ERIK BLASCH is a program officer at the United States Air Force Research Laboratory (AFRL) – Air Force Office of Scientific Research (AFOSR). Previously, he was a Principal Scientist at AFRL in Rome, NY (2012-16); Exchange Scientist to Defence Research and Development Canada (DRDC) at Valcartier, Quebec (2010-12); and Information Fusion Evaluation Tech Lead at AFRL in Dayton, OH (2000-09). Dr. Blasch has been an Adjunct Associate Engineering Processor at Wright State University teaching signal processing, target tracking, and information fusion.

Dr. Blasch was a founder member of the International Society of Information Fusion (ISIF) (ww.isif.org), 2007 President, and Board of Governors (BoG) member (2000-10).
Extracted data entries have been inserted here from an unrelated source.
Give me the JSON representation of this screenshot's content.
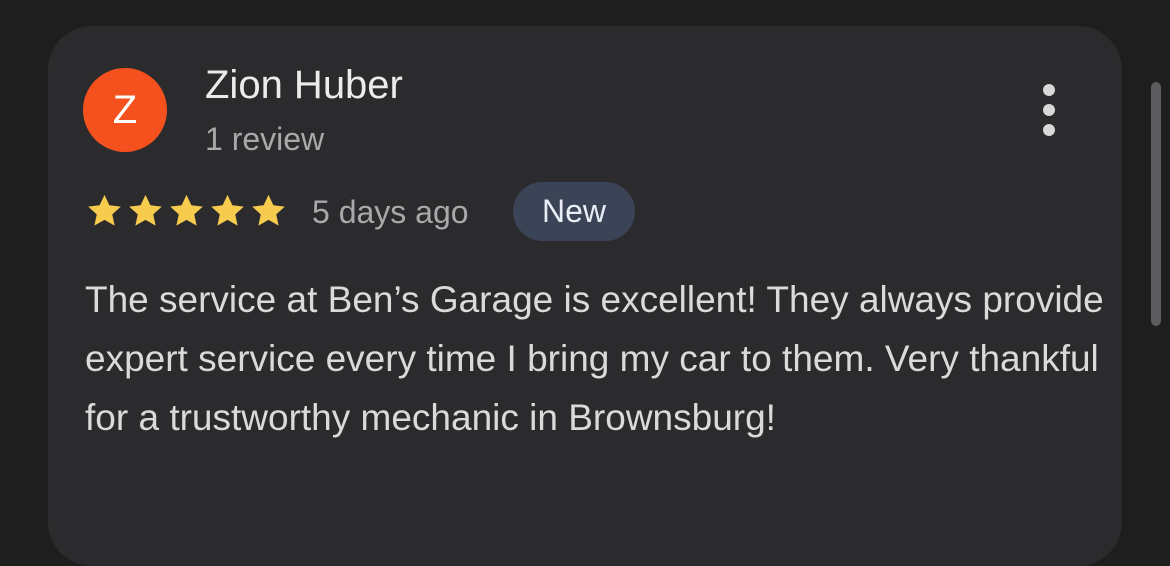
{
  "review": {
    "avatar_letter": "Z",
    "avatar_color": "#f4511e",
    "author_name": "Zion Huber",
    "review_count": "1 review",
    "rating": 5,
    "rating_max": 5,
    "star_color": "#f7cb4d",
    "time_ago": "5 days ago",
    "badge_label": "New",
    "text": "The service at Ben’s Garage is excellent! They always provide expert service every time I bring my car to them. Very thankful for a trustworthy mechanic in Brownsburg!"
  },
  "icons": {
    "menu": "more-vert-icon",
    "star": "star-icon"
  }
}
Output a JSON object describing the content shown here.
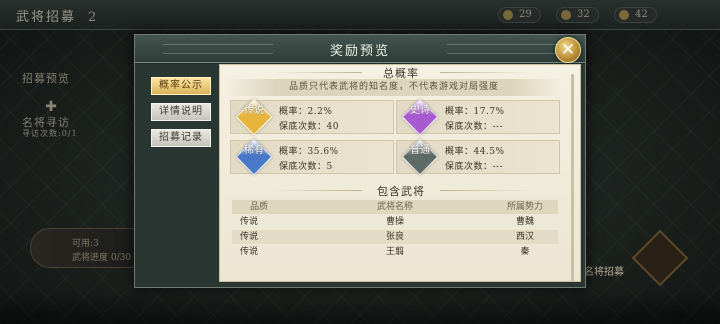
{
  "background": {
    "title": "武将招募",
    "title_number": "2",
    "resources": [
      "29",
      "32",
      "42"
    ],
    "side_items": [
      "招募预览",
      "名将寻访",
      "寻访次数:0/1"
    ],
    "bottom_card": {
      "line1": "可用:3",
      "line2": "武将进度 0/30"
    },
    "right_button_label": "名将招募"
  },
  "modal": {
    "title": "奖励预览",
    "close_icon": "close-x-icon"
  },
  "tabs": [
    {
      "label": "概率公示",
      "active": true
    },
    {
      "label": "详情说明",
      "active": false
    },
    {
      "label": "招募记录",
      "active": false
    }
  ],
  "probability": {
    "section_title": "总概率",
    "note": "品质只代表武将的知名度，不代表游戏对局强度",
    "rate_label": "概率：",
    "pity_label": "保底次数：",
    "qualities": [
      {
        "name": "传说",
        "rate": "2.2%",
        "pity": "40",
        "color": "#e8b53c"
      },
      {
        "name": "史诗",
        "rate": "17.7%",
        "pity": "---",
        "color": "#a85ad0"
      },
      {
        "name": "稀有",
        "rate": "35.6%",
        "pity": "5",
        "color": "#4a78c8"
      },
      {
        "name": "普通",
        "rate": "44.5%",
        "pity": "---",
        "color": "#5d6a66"
      }
    ]
  },
  "generals": {
    "section_title": "包含武将",
    "columns": [
      "品质",
      "武将名称",
      "所属势力"
    ],
    "rows": [
      {
        "quality": "传说",
        "name": "曹操",
        "faction": "曹魏"
      },
      {
        "quality": "传说",
        "name": "张良",
        "faction": "西汉"
      },
      {
        "quality": "传说",
        "name": "王翦",
        "faction": "秦"
      }
    ]
  }
}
He served on the IEEE Aerospace and Electronics Systems Society (AESS) BoG (2011-16), distinguished lecturer (2012-20), and co-chair of 7 conferences. He has focused on information fusion, target tracking, pattern recognition, and robotics research compiling 850 scientific papers, 32 patents, and 33 team-robotics wins. His coauthored books include High-Level Information Fusion Management and Systems Design, (Artech House, 2012), Advances and Applications of DSmT for Information Fusion (American Research Press, 2015), Context-Enhanced information Fusion (Springer, 2016), Multispectral Image Fusion and Colorization (SPIE, 2018), Handbook of Dynamic Data Driven Applications Systems (Springer, 2018), and Deep Learning for Radar and Communications Automatic Target Recognition (Artech, 2020).

Dr. Blasch received his B.S. in Mechanical Engineering from the Massachusetts Institute of Technology in 1992 and M.S. degrees in Mechanical (’94), Health Science(’95), and Industrial Engineering (human factors)(’95) from Georgia Tech and attended the Univ. of Wisconsin for a MD/PhD in Neuroscience/ME until being called to military service in 1996 to the United States Air Force. He completed an MBA(’98), MSEE(’98), MSEcon(’99), and PhD(’99) in Electrical Engineering from Wright State University and is a graduate of Air War College(’08). He is the recipient of the Military Sensing Symposium (MSS) Mignogna Leadership in Data Fusion Award, IEEE AESS Mimno Best Paper Award, and IEEE Russ Bio-Engineering Award. He is an Associate Fellow of American Institute of Aeronautics and Astronautics (AIAA), Fellow of the Society of Photo-Optical and Instrumentation Engineers (SPIE), and Fellow of Institute of Electrical and Electronics Engineers (IEEE).